Cada libro tiene un destino y, en mi opinión, aquellos que permanecen en la memoria de la gente son los que fueron concebidos sin un plan específico, más como las deudas emotivas que no nos dejan dormir o trabajar si no es para cumplir, con la palabra por delante, con la obligación de hacer memoria como se hacen sillas o levantan muros o se guisa un huevo por la mañana, y nada de eso es propio, nada de eso es para la gloria escandalosa que a nadie encumbra, salvo a las moscas que entrenan a sus hijos para esperar nuestros cadáveres. Este libro es de esos.
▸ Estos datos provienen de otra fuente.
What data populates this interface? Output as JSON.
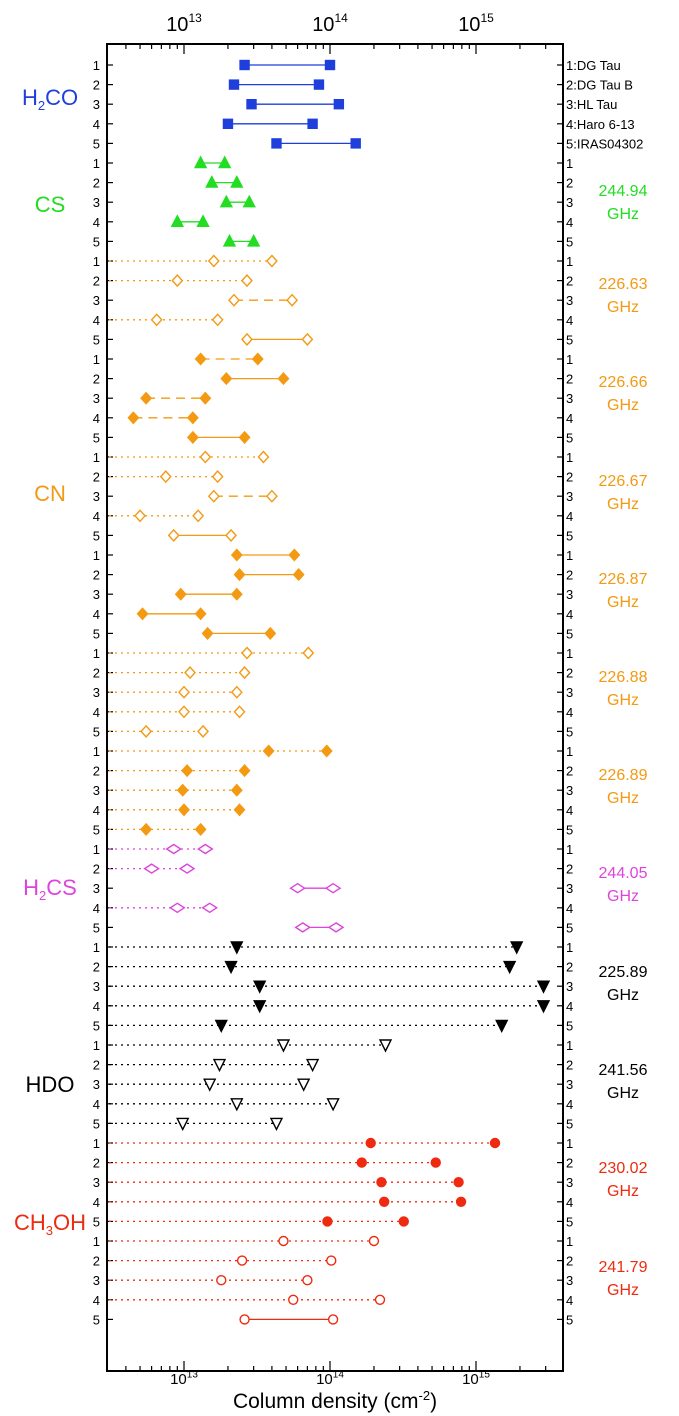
{
  "chart_data": {
    "type": "scatter",
    "xlabel": "Column density (cm",
    "xlabel_sup": "-2",
    "xlabel_close": ")",
    "xscale": "log",
    "xlim_log10": [
      12.5,
      15.7
    ],
    "x_ticks": [
      {
        "base": "10",
        "exp": "13",
        "value": 10000000000000.0
      },
      {
        "base": "10",
        "exp": "14",
        "value": 100000000000000.0
      },
      {
        "base": "10",
        "exp": "15",
        "value": 1000000000000000.0
      }
    ],
    "sources": [
      "1:DG Tau",
      "2:DG Tau B",
      "3:HL Tau",
      "4:Haro 6-13",
      "5:IRAS04302"
    ],
    "molecules": [
      {
        "label_main": "H",
        "label_sub": "2",
        "label_rest": "CO",
        "color": "#1f3fdc",
        "rows": "0-4"
      },
      {
        "label_main": "CS",
        "label_sub": "",
        "label_rest": "",
        "color": "#22dd22",
        "rows": "5-9"
      },
      {
        "label_main": "CN",
        "label_sub": "",
        "label_rest": "",
        "color": "#f39a12",
        "rows": "10-39"
      },
      {
        "label_main": "H",
        "label_sub": "2",
        "label_rest": "CS",
        "color": "#dd44dd",
        "rows": "40-44"
      },
      {
        "label_main": "HDO",
        "label_sub": "",
        "label_rest": "",
        "color": "#000000",
        "rows": "45-54"
      },
      {
        "label_main": "CH",
        "label_sub": "3",
        "label_rest": "OH",
        "color": "#ee2a10",
        "rows": "55-64"
      }
    ],
    "frequency_labels": [
      {
        "line1": "244.94",
        "line2": "GHz",
        "color": "#22dd22"
      },
      {
        "line1": "226.63",
        "line2": "GHz",
        "color": "#f39a12"
      },
      {
        "line1": "226.66",
        "line2": "GHz",
        "color": "#f39a12"
      },
      {
        "line1": "226.67",
        "line2": "GHz",
        "color": "#f39a12"
      },
      {
        "line1": "226.87",
        "line2": "GHz",
        "color": "#f39a12"
      },
      {
        "line1": "226.88",
        "line2": "GHz",
        "color": "#f39a12"
      },
      {
        "line1": "226.89",
        "line2": "GHz",
        "color": "#f39a12"
      },
      {
        "line1": "244.05",
        "line2": "GHz",
        "color": "#dd44dd"
      },
      {
        "line1": "225.89",
        "line2": "GHz",
        "color": "#000000"
      },
      {
        "line1": "241.56",
        "line2": "GHz",
        "color": "#000000"
      },
      {
        "line1": "230.02",
        "line2": "GHz",
        "color": "#ee2a10"
      },
      {
        "line1": "241.79",
        "line2": "GHz",
        "color": "#ee2a10"
      }
    ],
    "series": [
      {
        "group": "H2CO",
        "color": "#1f3fdc",
        "marker": "square",
        "fill": true,
        "points": [
          {
            "source": "1",
            "x1": 26000000000000.0,
            "x2": 100000000000000.0,
            "line": "solid"
          },
          {
            "source": "2",
            "x1": 22000000000000.0,
            "x2": 84000000000000.0,
            "line": "solid"
          },
          {
            "source": "3",
            "x1": 29000000000000.0,
            "x2": 115000000000000.0,
            "line": "solid"
          },
          {
            "source": "4",
            "x1": 20000000000000.0,
            "x2": 76000000000000.0,
            "line": "solid"
          },
          {
            "source": "5",
            "x1": 43000000000000.0,
            "x2": 150000000000000.0,
            "line": "solid"
          }
        ]
      },
      {
        "group": "CS 244.94 GHz",
        "color": "#22dd22",
        "marker": "triangle-up",
        "fill": true,
        "points": [
          {
            "source": "1",
            "x1": 13000000000000.0,
            "x2": 19000000000000.0,
            "line": "solid"
          },
          {
            "source": "2",
            "x1": 15500000000000.0,
            "x2": 23000000000000.0,
            "line": "solid"
          },
          {
            "source": "3",
            "x1": 19500000000000.0,
            "x2": 28000000000000.0,
            "line": "solid"
          },
          {
            "source": "4",
            "x1": 9000000000000.0,
            "x2": 13500000000000.0,
            "line": "solid"
          },
          {
            "source": "5",
            "x1": 20500000000000.0,
            "x2": 30000000000000.0,
            "line": "solid"
          }
        ]
      },
      {
        "group": "CN 226.63 GHz",
        "color": "#f39a12",
        "marker": "diamond",
        "fill": false,
        "points": [
          {
            "source": "1",
            "x1": 16000000000000.0,
            "x2": 40000000000000.0,
            "line": "dotted",
            "arrow_left": true
          },
          {
            "source": "2",
            "x1": 9000000000000.0,
            "x2": 27000000000000.0,
            "line": "dotted",
            "arrow_left": true
          },
          {
            "source": "3",
            "x1": 22000000000000.0,
            "x2": 55000000000000.0,
            "line": "dashed"
          },
          {
            "source": "4",
            "x1": 6500000000000.0,
            "x2": 17000000000000.0,
            "line": "dotted",
            "arrow_left": true
          },
          {
            "source": "5",
            "x1": 27000000000000.0,
            "x2": 70000000000000.0,
            "line": "solid"
          }
        ]
      },
      {
        "group": "CN 226.66 GHz",
        "color": "#f39a12",
        "marker": "diamond",
        "fill": true,
        "points": [
          {
            "source": "1",
            "x1": 13000000000000.0,
            "x2": 32000000000000.0,
            "line": "dashed"
          },
          {
            "source": "2",
            "x1": 19500000000000.0,
            "x2": 48000000000000.0,
            "line": "solid"
          },
          {
            "source": "3",
            "x1": 5500000000000.0,
            "x2": 14000000000000.0,
            "line": "dashed"
          },
          {
            "source": "4",
            "x1": 4500000000000.0,
            "x2": 11500000000000.0,
            "line": "dashed"
          },
          {
            "source": "5",
            "x1": 11500000000000.0,
            "x2": 26000000000000.0,
            "line": "solid"
          }
        ]
      },
      {
        "group": "CN 226.67 GHz",
        "color": "#f39a12",
        "marker": "diamond",
        "fill": false,
        "points": [
          {
            "source": "1",
            "x1": 14000000000000.0,
            "x2": 35000000000000.0,
            "line": "dotted",
            "arrow_left": true
          },
          {
            "source": "2",
            "x1": 7500000000000.0,
            "x2": 17000000000000.0,
            "line": "dotted",
            "arrow_left": true
          },
          {
            "source": "3",
            "x1": 16000000000000.0,
            "x2": 40000000000000.0,
            "line": "dashed"
          },
          {
            "source": "4",
            "x1": 5000000000000.0,
            "x2": 12500000000000.0,
            "line": "dotted",
            "arrow_left": true
          },
          {
            "source": "5",
            "x1": 8500000000000.0,
            "x2": 21000000000000.0,
            "line": "solid"
          }
        ]
      },
      {
        "group": "CN 226.87 GHz",
        "color": "#f39a12",
        "marker": "diamond",
        "fill": true,
        "points": [
          {
            "source": "1",
            "x1": 23000000000000.0,
            "x2": 57000000000000.0,
            "line": "solid"
          },
          {
            "source": "2",
            "x1": 24000000000000.0,
            "x2": 61000000000000.0,
            "line": "solid"
          },
          {
            "source": "3",
            "x1": 9500000000000.0,
            "x2": 23000000000000.0,
            "line": "solid"
          },
          {
            "source": "4",
            "x1": 5200000000000.0,
            "x2": 13000000000000.0,
            "line": "solid"
          },
          {
            "source": "5",
            "x1": 14500000000000.0,
            "x2": 39000000000000.0,
            "line": "solid"
          }
        ]
      },
      {
        "group": "CN 226.88 GHz",
        "color": "#f39a12",
        "marker": "diamond",
        "fill": false,
        "points": [
          {
            "source": "1",
            "x1": 27000000000000.0,
            "x2": 71000000000000.0,
            "line": "dotted",
            "arrow_left": true
          },
          {
            "source": "2",
            "x1": 11000000000000.0,
            "x2": 26000000000000.0,
            "line": "dotted",
            "arrow_left": true
          },
          {
            "source": "3",
            "x1": 10000000000000.0,
            "x2": 23000000000000.0,
            "line": "dotted",
            "arrow_left": true
          },
          {
            "source": "4",
            "x1": 10000000000000.0,
            "x2": 24000000000000.0,
            "line": "dotted",
            "arrow_left": true
          },
          {
            "source": "5",
            "x1": 5500000000000.0,
            "x2": 13500000000000.0,
            "line": "dotted",
            "arrow_left": true
          }
        ]
      },
      {
        "group": "CN 226.89 GHz",
        "color": "#f39a12",
        "marker": "diamond",
        "fill": true,
        "points": [
          {
            "source": "1",
            "x1": 38000000000000.0,
            "x2": 95000000000000.0,
            "line": "dotted",
            "arrow_left": true
          },
          {
            "source": "2",
            "x1": 10500000000000.0,
            "x2": 26000000000000.0,
            "line": "dotted",
            "arrow_left": true
          },
          {
            "source": "3",
            "x1": 9800000000000.0,
            "x2": 23000000000000.0,
            "line": "dotted",
            "arrow_left": true
          },
          {
            "source": "4",
            "x1": 10000000000000.0,
            "x2": 24000000000000.0,
            "line": "dotted",
            "arrow_left": true
          },
          {
            "source": "5",
            "x1": 5500000000000.0,
            "x2": 13000000000000.0,
            "line": "dotted",
            "arrow_left": true
          }
        ]
      },
      {
        "group": "H2CS 244.05 GHz",
        "color": "#dd44dd",
        "marker": "diamond-wide",
        "fill": false,
        "points": [
          {
            "source": "1",
            "x1": 8500000000000.0,
            "x2": 14000000000000.0,
            "line": "dotted",
            "arrow_left": true
          },
          {
            "source": "2",
            "x1": 6000000000000.0,
            "x2": 10500000000000.0,
            "line": "dotted",
            "arrow_left": true
          },
          {
            "source": "3",
            "x1": 60000000000000.0,
            "x2": 105000000000000.0,
            "line": "solid"
          },
          {
            "source": "4",
            "x1": 9000000000000.0,
            "x2": 15000000000000.0,
            "line": "dotted",
            "arrow_left": true
          },
          {
            "source": "5",
            "x1": 65000000000000.0,
            "x2": 110000000000000.0,
            "line": "solid"
          }
        ]
      },
      {
        "group": "HDO 225.89 GHz",
        "color": "#000000",
        "marker": "triangle-down",
        "fill": true,
        "points": [
          {
            "source": "1",
            "x1": 23000000000000.0,
            "x2": 1900000000000000.0,
            "line": "dotted",
            "arrow_left": true
          },
          {
            "source": "2",
            "x1": 21000000000000.0,
            "x2": 1700000000000000.0,
            "line": "dotted",
            "arrow_left": true
          },
          {
            "source": "3",
            "x1": 33000000000000.0,
            "x2": 2900000000000000.0,
            "line": "dotted",
            "arrow_left": true
          },
          {
            "source": "4",
            "x1": 33000000000000.0,
            "x2": 2900000000000000.0,
            "line": "dotted",
            "arrow_left": true
          },
          {
            "source": "5",
            "x1": 18000000000000.0,
            "x2": 1500000000000000.0,
            "line": "dotted",
            "arrow_left": true
          }
        ]
      },
      {
        "group": "HDO 241.56 GHz",
        "color": "#000000",
        "marker": "triangle-down",
        "fill": false,
        "points": [
          {
            "source": "1",
            "x1": 48000000000000.0,
            "x2": 240000000000000.0,
            "line": "dotted",
            "arrow_left": true
          },
          {
            "source": "2",
            "x1": 17500000000000.0,
            "x2": 76000000000000.0,
            "line": "dotted",
            "arrow_left": true
          },
          {
            "source": "3",
            "x1": 15000000000000.0,
            "x2": 66000000000000.0,
            "line": "dotted",
            "arrow_left": true
          },
          {
            "source": "4",
            "x1": 23000000000000.0,
            "x2": 105000000000000.0,
            "line": "dotted",
            "arrow_left": true
          },
          {
            "source": "5",
            "x1": 9800000000000.0,
            "x2": 43000000000000.0,
            "line": "dotted",
            "arrow_left": true
          }
        ]
      },
      {
        "group": "CH3OH 230.02 GHz",
        "color": "#ee2a10",
        "marker": "circle",
        "fill": true,
        "points": [
          {
            "source": "1",
            "x1": 190000000000000.0,
            "x2": 1350000000000000.0,
            "line": "dotted",
            "arrow_left": true
          },
          {
            "source": "2",
            "x1": 165000000000000.0,
            "x2": 530000000000000.0,
            "line": "dotted",
            "arrow_left": true
          },
          {
            "source": "3",
            "x1": 225000000000000.0,
            "x2": 760000000000000.0,
            "line": "dotted",
            "arrow_left": true
          },
          {
            "source": "4",
            "x1": 235000000000000.0,
            "x2": 790000000000000.0,
            "line": "dotted",
            "arrow_left": true
          },
          {
            "source": "5",
            "x1": 96000000000000.0,
            "x2": 320000000000000.0,
            "line": "dotted",
            "arrow_left": true
          }
        ]
      },
      {
        "group": "CH3OH 241.79 GHz",
        "color": "#ee2a10",
        "marker": "circle",
        "fill": false,
        "points": [
          {
            "source": "1",
            "x1": 48000000000000.0,
            "x2": 200000000000000.0,
            "line": "dotted",
            "arrow_left": true
          },
          {
            "source": "2",
            "x1": 25000000000000.0,
            "x2": 102000000000000.0,
            "line": "dotted",
            "arrow_left": true
          },
          {
            "source": "3",
            "x1": 18000000000000.0,
            "x2": 70000000000000.0,
            "line": "dotted",
            "arrow_left": true
          },
          {
            "source": "4",
            "x1": 56000000000000.0,
            "x2": 220000000000000.0,
            "line": "dotted",
            "arrow_left": true
          },
          {
            "source": "5",
            "x1": 26000000000000.0,
            "x2": 105000000000000.0,
            "line": "solid"
          }
        ]
      }
    ]
  }
}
Un libro “para pensar en los demás”, me dijo un día un viejo que cenaba un tomate con jugo de naranjas agrias, “eso puede y va a hacer este muchacho” –cuando era muchacho– y eso ha venido haciendo, con la soltura cínica de quien sabe que aprender es robar sin desfalcar ni ser ojete. Por eso creo que El árbol de los frutos muertos es un libro que por voluntad voltea hacia atrás, porque para vivir se necesita saltar y sin impulso no se puede; Carlos Sánchez no requiere de permisos, él lo que ha ido amasando es una voz, y las voces con el tiempo maduran como los frutos (muertos o no), hechos para la boca aunque se pudran, hechos para dar otros frutos a pesar de la sombra de una abuela que hace mucho se ha ido.
Al final, como tantas mentiras circulantes, quienes digan que la poesía no debe o no busca narrar, habría que recordarles lo poco que eso le importa a la poesía. Aquí, en este árbol escrito que nos dice cosas en sucesión y con el tono intrigante que –seguramente– hizo que Laurita Garza decidiera disparar, hay una historia. Una más de esas que Carlos nomás no dejará de contarnos. Del dinero, de Camelia y los frijoles, un día sabremos algo.